Alix, a PhD student at the University of Auckland who has low vision, recounted this experience. Unfortunately, it’s not anomaly.

Last week we contacted Kiwis who are blind or have low vision and living in cities where e-scooter hire programmes are currently on trial, to get a sense of what you think about them being used on our footpaths.

Our Access and Awareness Advisor, Chris Orr, said: “As a person who is blind myself, I believe we should all be able to feel safe and confident using footpaths to get to where we need to.”

Vocalising the Blind Foundation’s position, he shared that because e-scooters are almost silent, and travel at speeds of up to 27km/hr, they can pose a hazard for pedestrians who are blind and low vision.

Alix’s incident happened on her regular walk from Newmarket to the university campus in Grafton, Auckland. She should have confidence in taking this route as a pedestrian, but she says now that the footpaths are too cluttered, her commute is slower and she has recently started using a white cane as a mobility aid.

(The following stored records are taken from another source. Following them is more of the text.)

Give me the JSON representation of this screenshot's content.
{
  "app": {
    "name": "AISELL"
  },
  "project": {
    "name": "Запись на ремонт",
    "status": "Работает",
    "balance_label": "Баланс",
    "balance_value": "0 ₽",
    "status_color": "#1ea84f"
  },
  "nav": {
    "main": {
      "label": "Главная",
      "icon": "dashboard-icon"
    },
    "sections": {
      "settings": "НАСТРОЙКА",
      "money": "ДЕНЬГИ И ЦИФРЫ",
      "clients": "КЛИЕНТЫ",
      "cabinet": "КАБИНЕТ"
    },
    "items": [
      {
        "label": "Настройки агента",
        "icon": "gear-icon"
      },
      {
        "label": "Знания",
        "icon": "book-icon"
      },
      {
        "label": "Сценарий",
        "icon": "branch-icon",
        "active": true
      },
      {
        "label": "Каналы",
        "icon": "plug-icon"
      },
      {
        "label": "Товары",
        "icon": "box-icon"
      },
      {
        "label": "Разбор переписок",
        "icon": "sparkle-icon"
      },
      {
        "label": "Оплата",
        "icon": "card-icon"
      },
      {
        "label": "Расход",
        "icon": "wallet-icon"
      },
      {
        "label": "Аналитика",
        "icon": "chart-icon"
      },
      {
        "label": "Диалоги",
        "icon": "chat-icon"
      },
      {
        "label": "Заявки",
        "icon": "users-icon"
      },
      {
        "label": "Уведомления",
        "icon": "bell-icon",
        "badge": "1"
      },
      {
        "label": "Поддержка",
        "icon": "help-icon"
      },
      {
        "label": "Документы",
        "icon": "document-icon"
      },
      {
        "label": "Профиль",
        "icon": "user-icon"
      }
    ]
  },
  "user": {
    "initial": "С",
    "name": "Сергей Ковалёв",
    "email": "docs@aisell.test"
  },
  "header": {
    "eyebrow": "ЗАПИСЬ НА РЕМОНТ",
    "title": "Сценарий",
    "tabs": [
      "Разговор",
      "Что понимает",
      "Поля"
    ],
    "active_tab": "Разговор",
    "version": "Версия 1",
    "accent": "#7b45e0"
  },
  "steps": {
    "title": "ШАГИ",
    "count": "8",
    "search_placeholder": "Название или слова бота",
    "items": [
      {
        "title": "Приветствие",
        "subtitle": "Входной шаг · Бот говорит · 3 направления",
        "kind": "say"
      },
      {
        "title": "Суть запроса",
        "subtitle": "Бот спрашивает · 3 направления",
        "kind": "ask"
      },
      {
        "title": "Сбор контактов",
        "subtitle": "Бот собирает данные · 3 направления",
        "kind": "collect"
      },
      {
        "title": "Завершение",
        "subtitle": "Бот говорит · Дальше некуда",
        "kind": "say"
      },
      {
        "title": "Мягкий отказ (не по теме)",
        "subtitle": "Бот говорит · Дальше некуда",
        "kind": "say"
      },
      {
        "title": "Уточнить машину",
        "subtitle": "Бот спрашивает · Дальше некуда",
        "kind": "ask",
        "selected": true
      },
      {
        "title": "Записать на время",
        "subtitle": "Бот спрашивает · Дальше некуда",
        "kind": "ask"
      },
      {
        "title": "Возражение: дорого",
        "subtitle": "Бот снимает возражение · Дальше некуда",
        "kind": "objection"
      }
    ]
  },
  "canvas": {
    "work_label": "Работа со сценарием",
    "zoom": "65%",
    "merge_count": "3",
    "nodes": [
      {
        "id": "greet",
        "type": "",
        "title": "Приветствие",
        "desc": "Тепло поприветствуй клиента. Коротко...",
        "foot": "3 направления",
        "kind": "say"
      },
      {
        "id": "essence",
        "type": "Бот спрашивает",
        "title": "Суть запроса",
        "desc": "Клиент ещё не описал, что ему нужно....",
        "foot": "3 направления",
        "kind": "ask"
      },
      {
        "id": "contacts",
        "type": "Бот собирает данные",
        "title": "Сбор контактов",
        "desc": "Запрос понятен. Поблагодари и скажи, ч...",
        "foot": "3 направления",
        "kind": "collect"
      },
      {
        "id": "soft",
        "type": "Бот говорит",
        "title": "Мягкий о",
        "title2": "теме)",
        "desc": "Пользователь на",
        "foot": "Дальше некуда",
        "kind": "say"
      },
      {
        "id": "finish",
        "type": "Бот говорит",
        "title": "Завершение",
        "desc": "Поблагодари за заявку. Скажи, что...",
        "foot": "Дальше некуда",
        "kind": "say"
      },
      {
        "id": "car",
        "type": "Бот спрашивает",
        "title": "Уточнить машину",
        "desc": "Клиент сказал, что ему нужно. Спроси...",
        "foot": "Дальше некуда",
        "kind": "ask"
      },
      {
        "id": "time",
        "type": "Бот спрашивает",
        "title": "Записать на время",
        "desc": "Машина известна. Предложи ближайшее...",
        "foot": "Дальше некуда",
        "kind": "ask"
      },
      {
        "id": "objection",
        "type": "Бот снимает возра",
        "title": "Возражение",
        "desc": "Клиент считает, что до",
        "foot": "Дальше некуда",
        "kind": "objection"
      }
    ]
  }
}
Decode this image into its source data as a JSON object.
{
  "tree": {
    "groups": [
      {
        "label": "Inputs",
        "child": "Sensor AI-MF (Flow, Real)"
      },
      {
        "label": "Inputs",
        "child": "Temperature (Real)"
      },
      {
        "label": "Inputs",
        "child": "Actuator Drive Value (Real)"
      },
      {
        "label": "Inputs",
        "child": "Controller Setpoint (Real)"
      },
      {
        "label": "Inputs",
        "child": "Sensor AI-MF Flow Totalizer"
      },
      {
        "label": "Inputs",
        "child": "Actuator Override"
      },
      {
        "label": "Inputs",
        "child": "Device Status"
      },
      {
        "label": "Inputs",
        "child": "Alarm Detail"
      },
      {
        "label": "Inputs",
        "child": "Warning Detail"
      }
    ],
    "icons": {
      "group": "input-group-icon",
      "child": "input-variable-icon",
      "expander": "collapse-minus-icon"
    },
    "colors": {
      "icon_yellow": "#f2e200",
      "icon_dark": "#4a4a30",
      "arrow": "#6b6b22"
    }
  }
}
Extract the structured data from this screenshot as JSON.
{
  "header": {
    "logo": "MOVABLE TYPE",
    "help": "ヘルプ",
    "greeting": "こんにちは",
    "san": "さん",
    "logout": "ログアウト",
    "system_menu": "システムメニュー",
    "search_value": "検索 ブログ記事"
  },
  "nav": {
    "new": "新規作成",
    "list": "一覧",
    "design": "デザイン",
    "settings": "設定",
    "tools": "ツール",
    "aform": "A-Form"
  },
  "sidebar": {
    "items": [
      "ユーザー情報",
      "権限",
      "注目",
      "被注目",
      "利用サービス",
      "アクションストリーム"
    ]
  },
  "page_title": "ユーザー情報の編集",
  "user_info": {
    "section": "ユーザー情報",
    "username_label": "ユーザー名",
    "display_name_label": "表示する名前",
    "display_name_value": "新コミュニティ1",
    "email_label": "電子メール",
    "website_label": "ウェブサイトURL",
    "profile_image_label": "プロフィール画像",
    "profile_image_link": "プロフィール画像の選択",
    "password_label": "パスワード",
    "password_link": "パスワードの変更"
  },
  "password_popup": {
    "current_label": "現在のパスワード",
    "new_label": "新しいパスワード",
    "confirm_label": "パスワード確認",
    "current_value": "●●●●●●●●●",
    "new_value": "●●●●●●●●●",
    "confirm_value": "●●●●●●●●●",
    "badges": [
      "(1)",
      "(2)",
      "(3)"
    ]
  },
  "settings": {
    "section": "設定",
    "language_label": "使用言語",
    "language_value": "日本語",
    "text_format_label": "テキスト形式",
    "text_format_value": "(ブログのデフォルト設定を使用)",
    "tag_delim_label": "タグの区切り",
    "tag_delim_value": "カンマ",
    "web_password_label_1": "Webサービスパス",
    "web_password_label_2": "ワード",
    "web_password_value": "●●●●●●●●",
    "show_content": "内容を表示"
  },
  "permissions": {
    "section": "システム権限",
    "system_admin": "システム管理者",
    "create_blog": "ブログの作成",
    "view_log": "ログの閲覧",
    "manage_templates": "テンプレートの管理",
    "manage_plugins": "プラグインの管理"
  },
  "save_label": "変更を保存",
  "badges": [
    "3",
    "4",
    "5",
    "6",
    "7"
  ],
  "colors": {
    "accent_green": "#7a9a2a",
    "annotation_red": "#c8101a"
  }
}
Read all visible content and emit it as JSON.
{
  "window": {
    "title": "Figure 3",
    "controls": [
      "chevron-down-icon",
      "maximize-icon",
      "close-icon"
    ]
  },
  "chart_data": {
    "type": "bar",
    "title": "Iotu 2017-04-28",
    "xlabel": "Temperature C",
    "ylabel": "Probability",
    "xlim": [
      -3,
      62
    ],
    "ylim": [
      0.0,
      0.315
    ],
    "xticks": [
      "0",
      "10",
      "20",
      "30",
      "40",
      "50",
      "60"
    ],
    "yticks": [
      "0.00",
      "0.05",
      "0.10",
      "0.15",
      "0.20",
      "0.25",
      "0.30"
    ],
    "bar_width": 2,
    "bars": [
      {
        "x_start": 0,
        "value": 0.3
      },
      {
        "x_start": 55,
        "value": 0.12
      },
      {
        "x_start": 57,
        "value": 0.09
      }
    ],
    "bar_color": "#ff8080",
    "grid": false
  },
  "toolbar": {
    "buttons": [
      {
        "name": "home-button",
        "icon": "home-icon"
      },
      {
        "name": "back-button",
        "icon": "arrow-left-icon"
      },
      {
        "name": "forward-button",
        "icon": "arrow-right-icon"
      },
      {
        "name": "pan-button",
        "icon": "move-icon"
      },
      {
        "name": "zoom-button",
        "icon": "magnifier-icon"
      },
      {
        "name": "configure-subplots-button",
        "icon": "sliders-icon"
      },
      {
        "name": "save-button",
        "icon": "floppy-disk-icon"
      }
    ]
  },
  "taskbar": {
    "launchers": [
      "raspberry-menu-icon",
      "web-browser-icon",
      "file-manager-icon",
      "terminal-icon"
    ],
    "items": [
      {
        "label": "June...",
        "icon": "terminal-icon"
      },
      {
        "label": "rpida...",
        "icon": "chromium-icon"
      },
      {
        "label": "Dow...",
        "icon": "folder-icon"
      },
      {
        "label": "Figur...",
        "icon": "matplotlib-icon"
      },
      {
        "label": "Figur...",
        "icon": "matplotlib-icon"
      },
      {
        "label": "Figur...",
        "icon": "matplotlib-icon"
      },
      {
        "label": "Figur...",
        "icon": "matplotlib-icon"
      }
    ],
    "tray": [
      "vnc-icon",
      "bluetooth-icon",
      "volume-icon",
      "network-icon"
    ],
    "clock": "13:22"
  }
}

“Low vision pedestrians are virtually indistinguishable from sighted pedestrians if they do not use a cane or guide dog, so e-scooters are very dangerous as the drivers assume that if they speed along footpaths people will move out of their way,” she explains.

It’s not only moving e-scooters that are a hazard. The introduction of rent and leave schemes, bringing hundreds of e-scooters to city streets, means those not in use are a danger.

“They are parked all over the footpaths and are a serious hazard. I now use a white cane and the scooters are still a hazard because the handle bars have whacked me in the upper body when the cane has detected nothing on the footpath but the handles are overhanging,” shares Alix.

The Blind Foundation recognises the benefits of sustainable micro-transport options in helping people get where they need to quickly and easily. However, we take the view that footpaths are for pedestrians and not e-scooters.

Chris explains: “We believe there is a solution that will work for all of us. E-scooters should be a welcome part of our cities but on the cycle paths and roads, not on the footpaths.”

What’s next?

Our survey was sent to people who are blind or have low vision living in Auckland, Lower Hutt, Christchurch and Dunedin. If you received this survey, you have until Sunday 31 March to share your thoughts. Once we have further information about what will be happening in Wellington, we plan to reach out to people in this area too.

Meanwhile the Blind Foundation has begun to lobby central and local government to keep footpaths safe for all pedestrians, including those who are blind or have low vision. We are doing this alongside like-minded organisations including Living Streets Aotearoa Blind Citizens NZ, and CCS Disability Action.

The media are also following this issue closely, with the latest headline today reading “NZTA faces pressure to regulate e-scooter use”, and including our spokesperson, Chris Orr.

We look forward to keeping you updated as our efforts to see e-scooters kept off the footpaths progress.